Not all professional pilots have welcomed the new rules. "On a global scale, the territory of Moscow is not that big. That move doesn't solve any problems. We need to open new air corridors and build new airports," Sergey Knyshyov, an Aeroflot pilot and a pilot union member, said Sunday.
Federal aviation authorities said earlier that they intend to lower altitude to 3,000 meters for planes on an approach and 1,500 meters for planes that have just taken off — a move that could increase throughput of the capital's airports up to 30 percent.
Aviation experts said that while three of Moscow's airports have six takeoff runways— unlike five at London's four airports — they are used much less effectively. Last year, Moscow airports saw only 750 thousand takeoffs and landings, as compared to 1.3 million in London.
The plan to further lower the allowed altitude for planes is meeting opposition by city authorities due to ecological reasons, Vedomosti reported in April.
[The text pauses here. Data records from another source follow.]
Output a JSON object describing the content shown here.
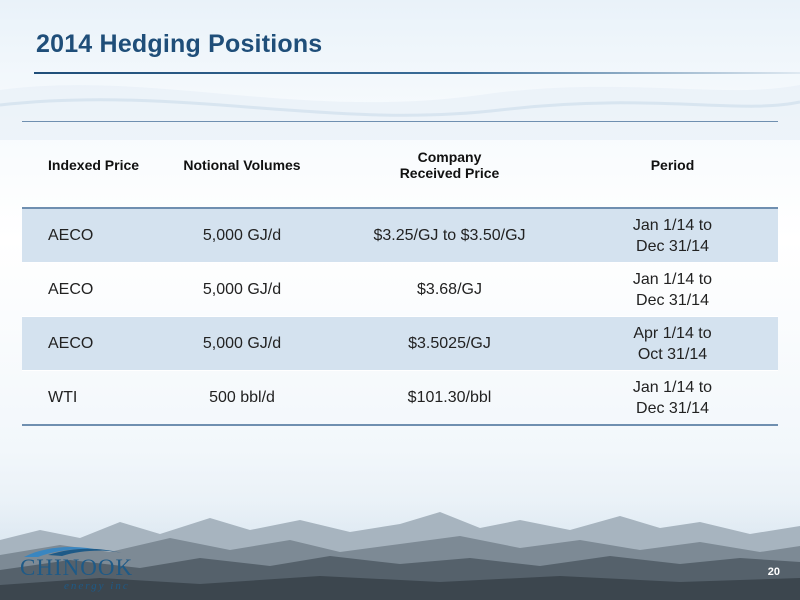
{
  "slide": {
    "title": "2014 Hedging Positions",
    "page_number": "20"
  },
  "table": {
    "headers": {
      "indexed_price": "Indexed Price",
      "notional_volumes": "Notional  Volumes",
      "company_price_line1": "Company",
      "company_price_line2": "Received Price",
      "period": "Period"
    },
    "rows": [
      {
        "index": "AECO",
        "volume": "5,000 GJ/d",
        "price": "$3.25/GJ to $3.50/GJ",
        "period_start": "Jan 1/14 to",
        "period_end": "Dec 31/14"
      },
      {
        "index": "AECO",
        "volume": "5,000 GJ/d",
        "price": "$3.68/GJ",
        "period_start": "Jan 1/14 to",
        "period_end": "Dec 31/14"
      },
      {
        "index": "AECO",
        "volume": "5,000  GJ/d",
        "price": "$3.5025/GJ",
        "period_start": "Apr 1/14 to",
        "period_end": "Oct 31/14"
      },
      {
        "index": "WTI",
        "volume": "500 bbl/d",
        "price": "$101.30/bbl",
        "period_start": "Jan 1/14 to",
        "period_end": "Dec 31/14"
      }
    ]
  },
  "logo": {
    "name": "CHINOOK",
    "tagline": "energy inc"
  },
  "colors": {
    "title": "#1f4e79",
    "row_shade": "#d4e2ef",
    "rule": "#6f8fb0",
    "logo": "#1e5a87"
  }
}
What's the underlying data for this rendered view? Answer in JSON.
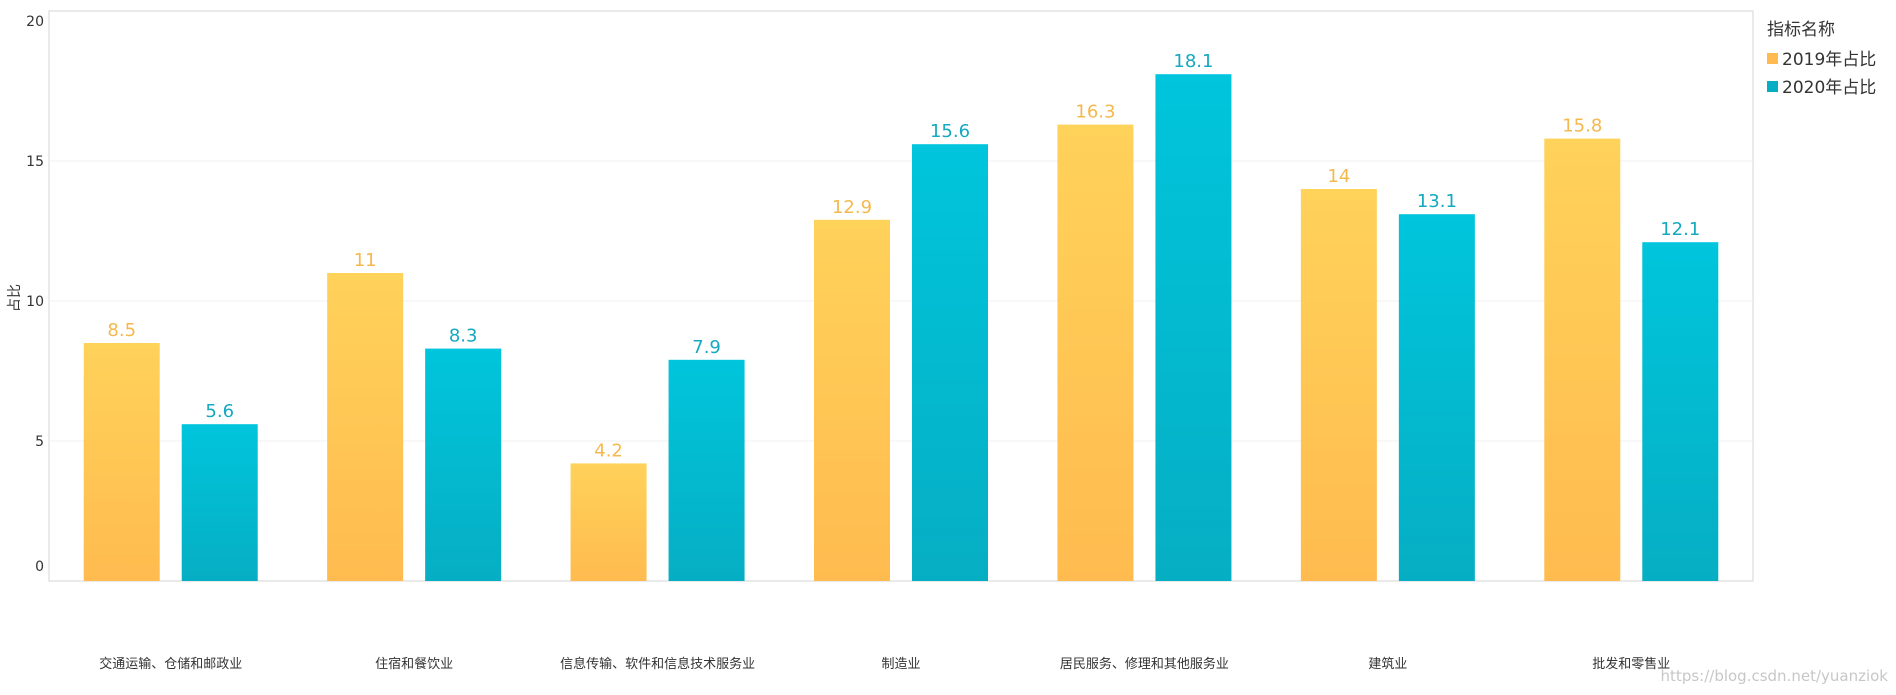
{
  "chart_data": {
    "type": "bar",
    "ylabel": "占比",
    "ylim": [
      0,
      20
    ],
    "yticks": [
      "0",
      "5",
      "10",
      "15",
      "20"
    ],
    "categories": [
      "交通运输、仓储和邮政业",
      "住宿和餐饮业",
      "信息传输、软件和信息技术服务业",
      "制造业",
      "居民服务、修理和其他服务业",
      "建筑业",
      "批发和零售业"
    ],
    "legend": {
      "title": "指标名称",
      "position": "top-right"
    },
    "series": [
      {
        "name": "2019年占比",
        "values": [
          8.5,
          11,
          4.2,
          12.9,
          16.3,
          14,
          15.8
        ],
        "labels": [
          "8.5",
          "11",
          "4.2",
          "12.9",
          "16.3",
          "14",
          "15.8"
        ],
        "color_top": "#ffd25a",
        "color_bottom": "#ffbb4f",
        "label_color": "#f5b84e"
      },
      {
        "name": "2020年占比",
        "values": [
          5.6,
          8.3,
          7.9,
          15.6,
          18.1,
          13.1,
          12.1
        ],
        "labels": [
          "5.6",
          "8.3",
          "7.9",
          "15.6",
          "18.1",
          "13.1",
          "12.1"
        ],
        "color_top": "#00c5dc",
        "color_bottom": "#06aec3",
        "label_color": "#14a9c0"
      }
    ],
    "grid": true
  },
  "watermark": "https://blog.csdn.net/yuanziok"
}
But Anna Kurbatova, deputy head of the Moscow city ecological institute, said last week that even a 1,500 meter altitude threshold would not cause serious ecological damage, since this height is considered above the environmental "safety zone."
She said also that aircraft would be barely audible.
"There is such a high level of noise pollution in Moscow that we would not notice a flying plane. For such a major city it will be like the sound of a mosquito," Kurbatova said, RIA-Novosti reported last week.
Air pollution is not expected to increase either. According to statistics from the International Civil Aviation Organization, aircraft are responsible for only 12 percent of emissions, while 74 percent comes from vehicular transport.
Aviation industry experts said the move to open the city's skies is a follow through on the reduction of Cold War era rules.
Only in 2010 did federal aviation officials allow pilots of private planes to fly spontaneously, informing aviation controllers about of their flight just prior to take off.
Previously, private pilots had to send a request for permission for an air corridor three days before the flight.